With warships and missiles, Russia is flexing its muscles in the Far East in a bid to defend its position as an Asian power against China's growing might.
China's rise has forced Russia's leaders to turn their gaze eastward and reassess decades of Soviet-era planning for a land war on the European plain or the nightmare of a nuclear conflict with the United States.
The match between the world's largest energy producer, Russia, and its largest energy consumer, China, might seem ideal. But the speed at which China's military is growing presses the question: how can Moscow feed the Chinese dragon with oil and gas but still contend with its increasing power?
Russia's attempt to muscle back into the Far East, riddled with territorial conflicts and eyed by the world's top two military spenders -- the United States and China -- is Moscow's best, albeit imperfect, response to that question.
Russia is still an Asia-Pacific power, said Pavel Baev of the Peace Research Institute Oslo. Moscow's plans are definitely a signal to China that Russia takes this area seriously.
Russia's paramount leader, Prime Minister Vladimir Putin, has promised more than $651 billion in defense spending over the next decade for an annual average of around $65 billion a year. The country spent $61 billion last year.
United States core military spending was $530 billion last year, while China, the world's second largest military spender, said it put nearly $78 billion into arms in 2010, although some analysts believe that number may be higher.
Among the first arms to be sent east will be the two Mistral helicopter carriers that Moscow agreed to buy from France late last year and are expected to arrive in Russian hands in late 2013. A unit of the Russian S-400 air-defense missile system, able to counter missiles and aircraft, will also be planted in the Far East.
Deputy Defense Minister Nikolai Pankov said in an interview with Ekho Moskvy radio last month that the military was giving its Far East forces top-priority attention.
A new nuclear arms limitation treaty between Russia and the United States has reinforced statements on both sides that war between Moscow and the West is unthinkable and given the Kremlin room to send more resources east.
President Dmitry Medvedev vowed last month to deploy weapons on a group of small islands at the center of a territorial row with Japan. Medvedev visited the islands in November, followed by top officials including Defense Minister Anatoly Serdyukov.

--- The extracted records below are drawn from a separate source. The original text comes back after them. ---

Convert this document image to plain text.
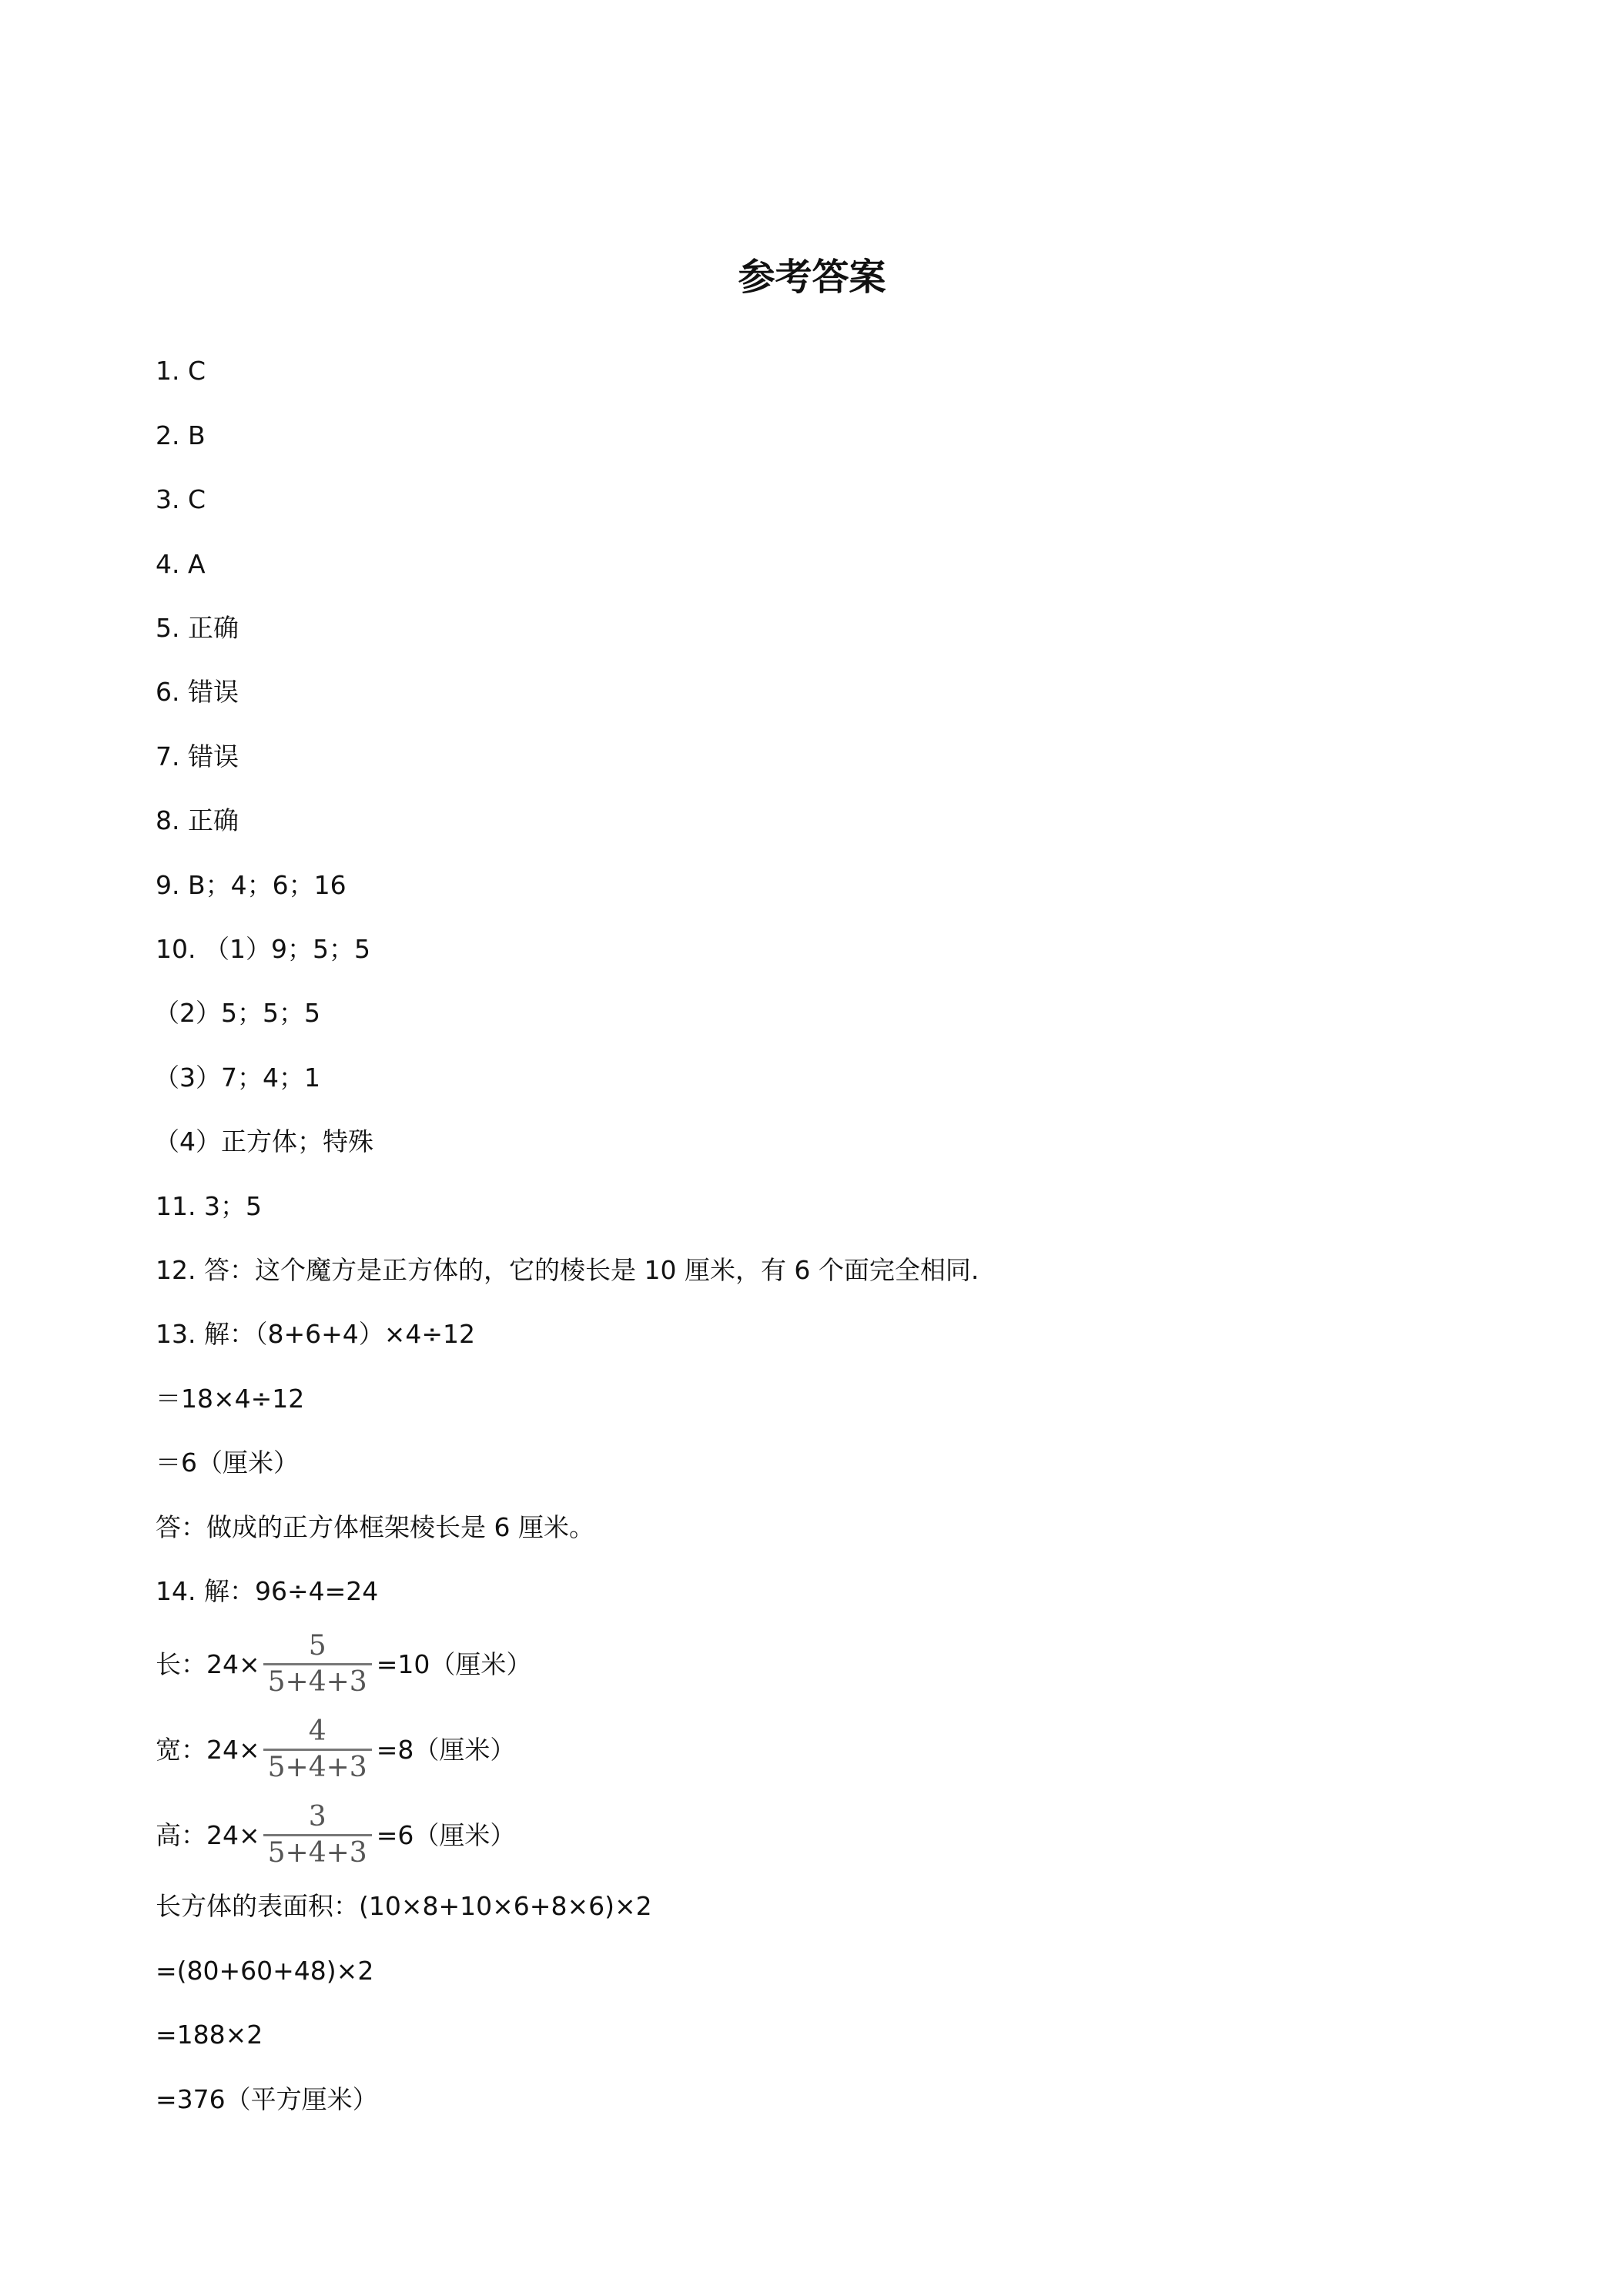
参考答案
1. C
2. B
3. C
4. A
5. 正确
6. 错误
7. 错误
8. 正确
9. B；4；6；16
10. （1）9；5；5
（2）5；5；5
（3）7；4；1
（4）正方体；特殊
11. 3；5
12. 答：这个魔方是正方体的，它的棱长是 10 厘米，有 6 个面完全相同.
13. 解：（8+6+4）×4÷12
＝18×4÷12
＝6（厘米）
答：做成的正方体框架棱长是 6 厘米。
14. 解：96÷4=24
长：$24\times \frac{5}{5+4+3} =10$（厘米）
宽：$24\times \frac{4}{5+4+3} =8$（厘米）
高：$24\times \frac{3}{5+4+3} =6$（厘米）
长方体的表面积：(10×8+10×6+8×6)×2
=(80+60+48)×2
=188×2
=376（平方厘米）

Emphasizing its claim on the islands Soviet forces occupied at the end of World War Two, Russia has found a reason to boost its arms in the East. But some see talk focused on Japan as a bluff.
I think that spot was chosen not at random, but as a place where Russia can take a stance without taking any major risks, like upsetting China, said Baev.
Russia took over large swathes of resource-rich eastern Siberia from China through a combination of negotiation and military force in the mid-19th century.
Much of Moscow's policy toward China, Russia's largest trade partner with some $9.5 billion in bilateral trade, has been formed around fears Beijing wants that thinly populated land back, either as room for its burgeoning population or to exploit for the minerals, oil and gas it holds.
In 2008 Moscow ceded 174 square km (67 square miles) of land to Beijing on their shared border along the Ussuri and Amur Rivers, where the two powers exchanged fire in 1969, leaving nearly 60 dead.
They're still worried that China will invade Siberia one day because of the resources, Dmitry Gorenburg, a senior analyst at military and public sector think tank CNA, said in an interview last month.
Because from the Russian point of view it's a very sparsely populated area, hard to defend, very remote from the center of Russia, he said.
Beijing has alarmed neighbors with claims on a series of uninhabited islets that Japan also considers its own.
Russia is by no means looking for a fight with China, but some analysts say Moscow wants to make sure China's territorial claims do not upset a delicate balance of power in the Far East.
Russia and China commissioned the Chinese arm of the East Siberia-Pacific Ocean (ESPO) pipeline this year which is scheduled to send 300,000 barrels of crude per day to China for 20 years.
Russia's naval plans aim to keep it the world's top oil producer by protecting large offshore oil and gas holdings at Sakhalin, where a production-sharing agreement with Exxon (XOM.N) will help make up for an expected oil shortfall in west Siberia.
China has been a big buyer of Russian arms but its defense orders for Russian arms will be at best flat this year, in part due to the country's own defense industry, which analysts say has come into its own in part by copying Russian technology.
Analysts say China's own fifth-generation fighter plane, which Beijing unveiled during U.S. Defense Secretary Robert Gates' recent visit to China, is little more than a tweaked version of a Russian design.